Affaire Fiona : Cécile Bourgeon espère encore récupérer la garde de sa petite fille née en février

INFO « 20 MINUTES » Une audience devant une juge des enfants de Perpignan (Pyrénées-Orientales) est programmée le 15 juin

Vincent Vantighem

— 

Riom (Puy-de-Dôme), le 5 septembre 2016. Cécile Bourgeon, la mère de Fiona, arrive à la cour d'assises où est jugé l'homme qui l'a violée en 2012.
Riom (Puy-de-Dôme), le 5 septembre 2016. Cécile Bourgeon, la mère de Fiona, arrive à la cour d'assises où est jugé l'homme qui l'a violée en 2012. — Thierry Zoccolan / AFP
  • En mai 2013, la petite Fiona, 5 ans, est morte des suites de maltraitances. Sa mère, Cécile Bourgeon, et son beau-père, Berkane Makhlouf, ont affirmé qu’elle avait disparu dans un parc avant de reconnaître l’avoir en réalité enterrée.
  • Condamnée à vingt ans de réclusion criminelle en 2018, Cécile Bourgeon a, depuis, été libérée à la faveur d’une décision de la Cour de cassation. Elle doit être rejugée à la fin de l’année 2020.
  • Depuis sa sortie de prison, elle s’est remariée et a accouché d’une petite fille, qui a été placée par une juge des enfants dès sa naissance.

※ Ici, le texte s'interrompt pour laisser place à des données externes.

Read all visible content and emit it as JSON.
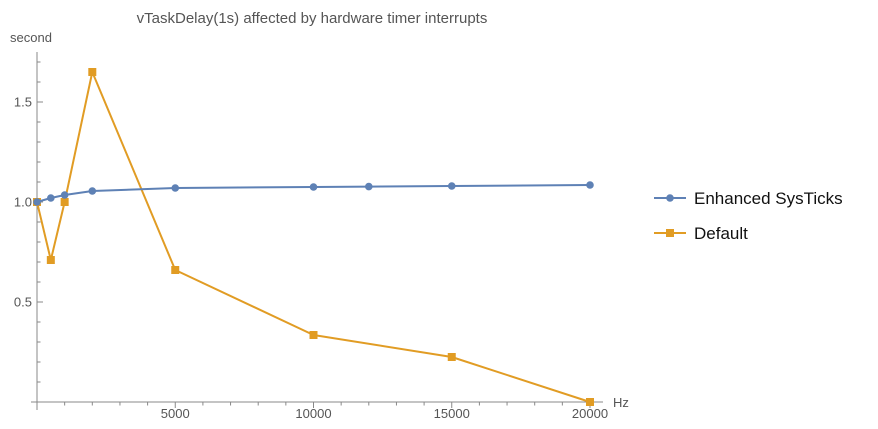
{
  "chart_data": {
    "type": "line",
    "title": "vTaskDelay(1s) affected by hardware timer interrupts",
    "xlabel": "Hz",
    "ylabel": "second",
    "xlim": [
      0,
      20000
    ],
    "ylim": [
      0,
      1.75
    ],
    "xticks": [
      5000,
      10000,
      15000,
      20000
    ],
    "xtick_labels": [
      "5000",
      "10000",
      "15000",
      "20000"
    ],
    "yticks": [
      0.5,
      1.0,
      1.5
    ],
    "ytick_labels": [
      "0.5",
      "1.0",
      "1.5"
    ],
    "grid": false,
    "legend_position": "right",
    "series": [
      {
        "name": "Enhanced SysTicks",
        "color": "#5E81B5",
        "marker": "circle",
        "x": [
          0,
          500,
          1000,
          2000,
          5000,
          10000,
          12000,
          15000,
          20000
        ],
        "y": [
          1.0,
          1.02,
          1.035,
          1.055,
          1.07,
          1.075,
          1.077,
          1.08,
          1.085
        ]
      },
      {
        "name": "Default",
        "color": "#E19C24",
        "marker": "square",
        "x": [
          0,
          500,
          1000,
          2000,
          5000,
          10000,
          15000,
          20000
        ],
        "y": [
          1.0,
          0.71,
          1.0,
          1.65,
          0.66,
          0.335,
          0.225,
          0.0
        ]
      }
    ]
  }
}
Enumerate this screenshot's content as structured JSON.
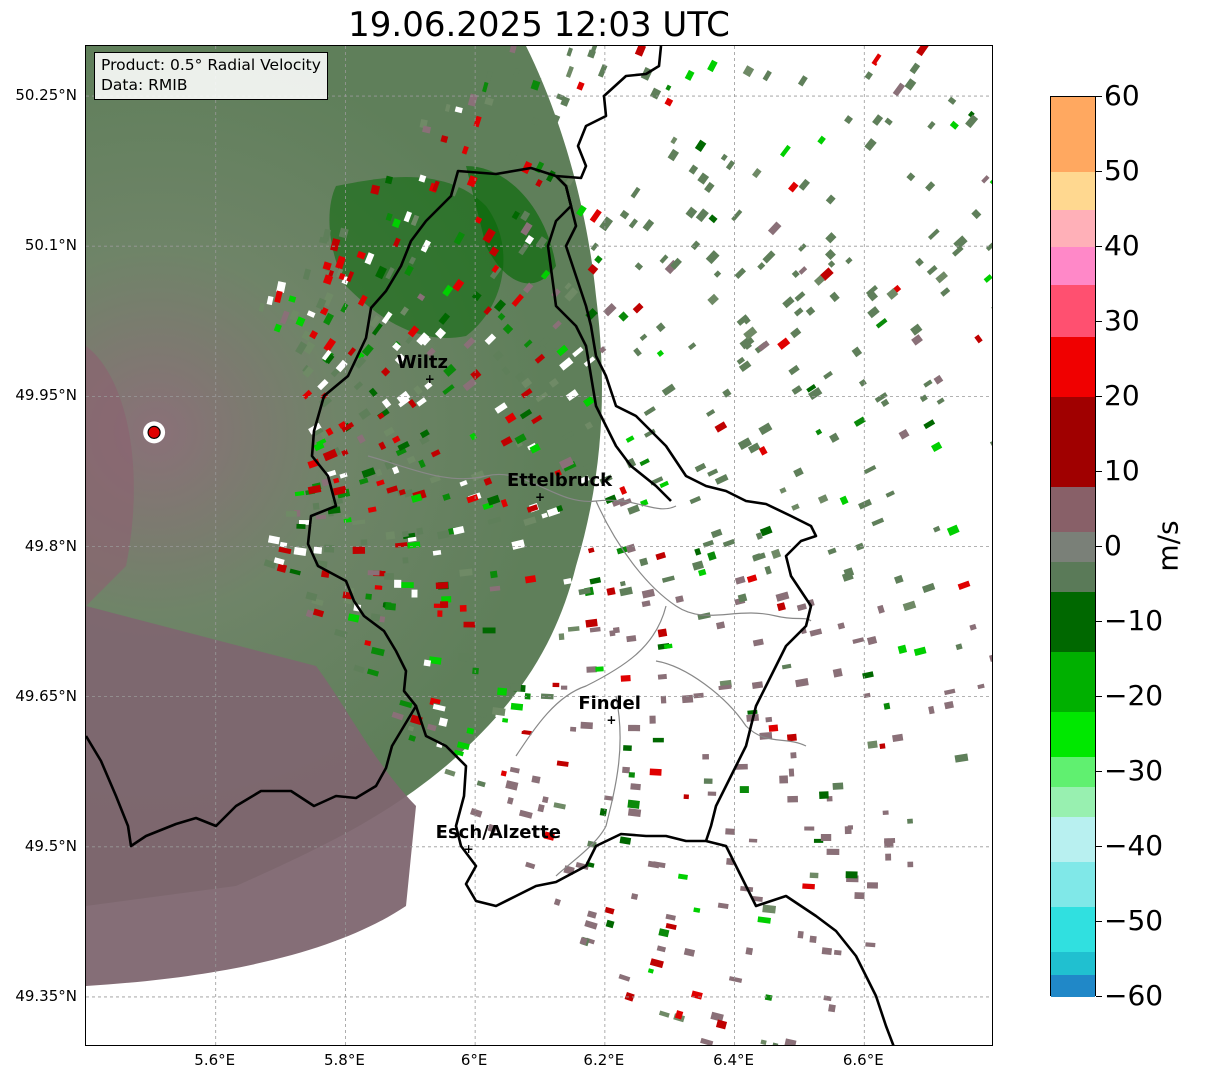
{
  "title": "19.06.2025 12:03 UTC",
  "info_box": {
    "product": "Product: 0.5° Radial Velocity",
    "data": "Data: RMIB"
  },
  "map": {
    "lon_range": [
      5.4,
      6.8
    ],
    "lat_range": [
      49.3,
      50.3
    ],
    "lat_ticks": [
      "50.25°N",
      "50.1°N",
      "49.95°N",
      "49.8°N",
      "49.65°N",
      "49.5°N",
      "49.35°N"
    ],
    "lon_ticks": [
      "5.6°E",
      "5.8°E",
      "6°E",
      "6.2°E",
      "6.4°E",
      "6.6°E"
    ],
    "lat_tick_values": [
      50.25,
      50.1,
      49.95,
      49.8,
      49.65,
      49.5,
      49.35
    ],
    "lon_tick_values": [
      5.6,
      5.8,
      6.0,
      6.2,
      6.4,
      6.6
    ],
    "radar_site": {
      "lon": 5.505,
      "lat": 49.914,
      "color": "#e00000"
    },
    "cities": [
      {
        "name": "Wiltz",
        "lon": 5.93,
        "lat": 49.966
      },
      {
        "name": "Ettelbruck",
        "lon": 6.1,
        "lat": 49.848
      },
      {
        "name": "Findel",
        "lon": 6.21,
        "lat": 49.626
      },
      {
        "name": "Esch/Alzette",
        "lon": 5.99,
        "lat": 49.497
      }
    ]
  },
  "colorbar": {
    "unit": "m/s",
    "min": -60,
    "max": 60,
    "ticks": [
      "60",
      "50",
      "40",
      "30",
      "20",
      "10",
      "0",
      "−10",
      "−20",
      "−30",
      "−40",
      "−50",
      "−60"
    ],
    "tick_values": [
      60,
      50,
      40,
      30,
      20,
      10,
      0,
      -10,
      -20,
      -30,
      -40,
      -50,
      -60
    ],
    "stops": [
      {
        "from": 50,
        "to": 60,
        "color": "#ffa860"
      },
      {
        "from": 45,
        "to": 50,
        "color": "#ffd890"
      },
      {
        "from": 40,
        "to": 45,
        "color": "#ffb0b8"
      },
      {
        "from": 35,
        "to": 40,
        "color": "#ff88c8"
      },
      {
        "from": 28,
        "to": 35,
        "color": "#ff5070"
      },
      {
        "from": 20,
        "to": 28,
        "color": "#f00000"
      },
      {
        "from": 8,
        "to": 20,
        "color": "#a00000"
      },
      {
        "from": 2,
        "to": 8,
        "color": "#886068"
      },
      {
        "from": -2,
        "to": 2,
        "color": "#7a8078"
      },
      {
        "from": -6,
        "to": -2,
        "color": "#5a7a58"
      },
      {
        "from": -14,
        "to": -6,
        "color": "#006800"
      },
      {
        "from": -22,
        "to": -14,
        "color": "#00b000"
      },
      {
        "from": -28,
        "to": -22,
        "color": "#00e800"
      },
      {
        "from": -32,
        "to": -28,
        "color": "#60f070"
      },
      {
        "from": -36,
        "to": -32,
        "color": "#98f0b0"
      },
      {
        "from": -42,
        "to": -36,
        "color": "#b8f0f0"
      },
      {
        "from": -48,
        "to": -42,
        "color": "#80e8e8"
      },
      {
        "from": -54,
        "to": -48,
        "color": "#30e0e0"
      },
      {
        "from": -57,
        "to": -54,
        "color": "#20c0d0"
      },
      {
        "from": -60,
        "to": -57,
        "color": "#2088c8"
      }
    ]
  }
}
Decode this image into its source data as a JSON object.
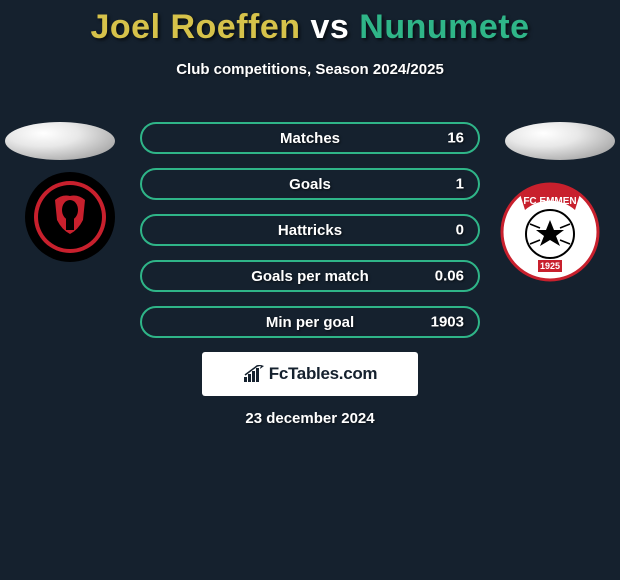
{
  "header": {
    "title_player1": "Joel Roeffen",
    "title_vs": " vs ",
    "title_player2": "Nunumete",
    "title_color_player1": "#d6c24a",
    "title_color_vs": "#ffffff",
    "title_color_player2": "#2fb588",
    "subtitle": "Club competitions, Season 2024/2025"
  },
  "accent_color": "#2fb588",
  "background_color": "#15212e",
  "stats": [
    {
      "label": "Matches",
      "value_right": "16"
    },
    {
      "label": "Goals",
      "value_right": "1"
    },
    {
      "label": "Hattricks",
      "value_right": "0"
    },
    {
      "label": "Goals per match",
      "value_right": "0.06"
    },
    {
      "label": "Min per goal",
      "value_right": "1903"
    }
  ],
  "branding": {
    "text": "FcTables.com",
    "icon": "chart-bars-icon"
  },
  "date": "23 december 2024",
  "club_left": {
    "name": "helmond-sport-logo",
    "outer_color": "#000000",
    "inner_color": "#c8202d"
  },
  "club_right": {
    "name": "fc-emmen-logo",
    "outer_color": "#ffffff",
    "accent_color": "#c8202d",
    "text_top": "FC EMMEN",
    "text_year": "1925"
  }
}
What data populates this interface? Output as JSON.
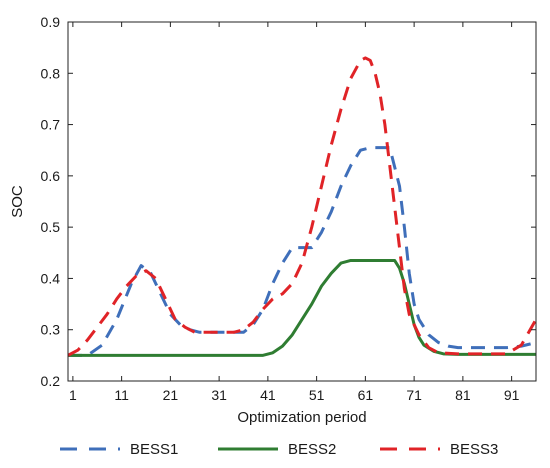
{
  "chart_data": {
    "type": "line",
    "title": "",
    "xlabel": "Optimization period",
    "ylabel": "SOC",
    "xlim": [
      0,
      96
    ],
    "ylim": [
      0.2,
      0.9
    ],
    "xticks": [
      1,
      11,
      21,
      31,
      41,
      51,
      61,
      71,
      81,
      91
    ],
    "yticks": [
      0.2,
      0.3,
      0.4,
      0.5,
      0.6,
      0.7,
      0.8,
      0.9
    ],
    "ytick_labels": [
      "0.2",
      "0.3",
      "0.4",
      "0.5",
      "0.6",
      "0.7",
      "0.8",
      "0.9"
    ],
    "grid": false,
    "legend_position": "bottom",
    "series": [
      {
        "name": "BESS1",
        "color": "#3f6fba",
        "style": "dashed",
        "x": [
          0,
          4,
          7,
          10,
          13,
          15,
          17,
          19,
          21,
          23,
          25,
          27,
          30,
          33,
          36,
          38,
          40,
          42,
          44,
          46,
          48,
          50,
          52,
          54,
          56,
          58,
          60,
          62,
          64,
          66,
          68,
          69,
          70,
          71,
          72,
          74,
          76,
          78,
          80,
          85,
          90,
          93,
          96
        ],
        "y": [
          0.25,
          0.25,
          0.27,
          0.32,
          0.39,
          0.425,
          0.41,
          0.37,
          0.33,
          0.31,
          0.3,
          0.295,
          0.295,
          0.295,
          0.295,
          0.31,
          0.34,
          0.39,
          0.43,
          0.46,
          0.46,
          0.46,
          0.49,
          0.53,
          0.58,
          0.62,
          0.65,
          0.655,
          0.655,
          0.655,
          0.58,
          0.5,
          0.41,
          0.35,
          0.32,
          0.29,
          0.275,
          0.268,
          0.265,
          0.265,
          0.265,
          0.268,
          0.275
        ]
      },
      {
        "name": "BESS2",
        "color": "#2f7d32",
        "style": "solid",
        "x": [
          0,
          10,
          20,
          30,
          38,
          40,
          42,
          44,
          46,
          48,
          50,
          52,
          54,
          56,
          58,
          60,
          62,
          64,
          66,
          67,
          68,
          69,
          70,
          71,
          72,
          73,
          75,
          77,
          80,
          85,
          90,
          96
        ],
        "y": [
          0.25,
          0.25,
          0.25,
          0.25,
          0.25,
          0.25,
          0.255,
          0.268,
          0.29,
          0.32,
          0.35,
          0.385,
          0.41,
          0.43,
          0.435,
          0.435,
          0.435,
          0.435,
          0.435,
          0.435,
          0.42,
          0.39,
          0.35,
          0.31,
          0.285,
          0.27,
          0.258,
          0.253,
          0.252,
          0.252,
          0.252,
          0.252
        ]
      },
      {
        "name": "BESS3",
        "color": "#e02327",
        "style": "dashed",
        "x": [
          0,
          2,
          4,
          6,
          8,
          10,
          12,
          14,
          16,
          18,
          20,
          22,
          24,
          26,
          30,
          34,
          36,
          38,
          40,
          42,
          44,
          46,
          48,
          50,
          52,
          54,
          56,
          58,
          60,
          61,
          62,
          63,
          64,
          65,
          66,
          67,
          68,
          69,
          70,
          72,
          74,
          76,
          80,
          85,
          90,
          93,
          96
        ],
        "y": [
          0.25,
          0.26,
          0.28,
          0.305,
          0.33,
          0.36,
          0.385,
          0.405,
          0.415,
          0.4,
          0.36,
          0.32,
          0.305,
          0.295,
          0.295,
          0.295,
          0.3,
          0.315,
          0.34,
          0.36,
          0.37,
          0.39,
          0.43,
          0.5,
          0.58,
          0.66,
          0.73,
          0.79,
          0.825,
          0.83,
          0.825,
          0.8,
          0.76,
          0.7,
          0.62,
          0.54,
          0.46,
          0.38,
          0.33,
          0.29,
          0.265,
          0.255,
          0.253,
          0.253,
          0.253,
          0.27,
          0.32
        ]
      }
    ]
  }
}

Cécile Bourgeon n’a pas perdu espoir de revoir rapidement sa petite fille née en février. Selon nos informations, la jeune femme de 32 ans compte en réclamer la garde lors d’une audience prévue le 15 juin devant une juge des enfants du tribunal judiciaire de Perpignan (Pyrénées-Orientales).

Libre dans l’attente d’un quatrième procès aux assises pour les coups ayant entraîné la mort de sa première fillette, Fiona, en mai 2013, Cécile Bourgeon s’est remariée en décembre 2019 et a, depuis, accouché d’une petite fille. Dès sa naissance, ce bébé a été placé hors du foyer familial par une décision de justice. « J’ai estimé que, au regard des éléments sociaux qui nous ont été communiqués, il y avait un danger pour l’enfant », expliquait à 20 Minutes Jean-David Cavaillé, le procureur de la République de Perpignan, en mars.

La première audience sans les parents en raison du Covid-19

La situation a-t-elle changé depuis ? C’est ce que va évaluer une juge des enfants lors d’une audience prévue le 15 juin. Rien n’obligeait la justice à se pencher à nouveau et aussi vite sur ce dossier si ce n’est l’épidémie de coronavirus qui a frappé la France. En effet, la première décision de placement a été prise en mars par la juge lors d’une audience en l’absence des parents du bébé en raison de la menace du Covid-19. Cécile Bourgeon et son mari n’ont dont pas pu donner leur point de vue, comme la loi le prévoit pourtant.

Le 15 juin, ils pourront donc se défendre des critiques dont ils font l’objet pour qu’on leur refuse la garde de leur petite. Le procureur de Perpignan a refusé de commenter les raisons pour lesquelles il avait requis le placement de l’enfant. Mais, selon nos informations, la justice reprocherait à Cécile Bourgeon son passé de toxicomane et son état dépressif actuel pour justifier la décision.

« J’ai le droit d’être enceinte si je veux ! », avait-elle balancé

Cette petite fille est le quatrième enfant de Cécile Bourgeon. Lors de son procès en premier instance en 2016 à Riom, la cour d’assises du Puy-de-Dôme lui avait retiré l’autorité parentale sur ses deux autres enfants, la petite sœur de Fiona et un petit garçon qu’elle avait eu avec Berkane Makhlouf, lui aussi accusé d’avoir violenté la petite Fiona.

Lors des débats, Cécile Bourgeon avait choqué l’opinion publique en assurant, depuis son box, qu’elle voulait, à l’avenir, avoir d’autres enfants en dépit du fait qu’elle était accusée d’avoir porté des coups mortels sur Fiona. « J’ai des droits de citoyenne. Je le droit d’être enceinte si je veux ! », avait-elle notamment lancé.

Elle avait également annoncé que, si elle était libérée, elle prendrait sa voiture pour chercher sans relâche « l’endroit où se trouve le corps de Fiona ». Toxicomane à l’époque des faits, la mère assure, en effet, ne plus se souvenir de l’endroit où elle a enterré sa fillette de 5 ans. Son corps n’a jamais été retrouvé.

Son prochain procès est d’ores et déjà programmé du 1er au 18 décembre devant la cour d’appel du Rhône, à Lyon. Pour les « violences ayant entraîné la mort [de Fiona] sans intention de la donner », elle encourra une peine de trente ans de réclusion.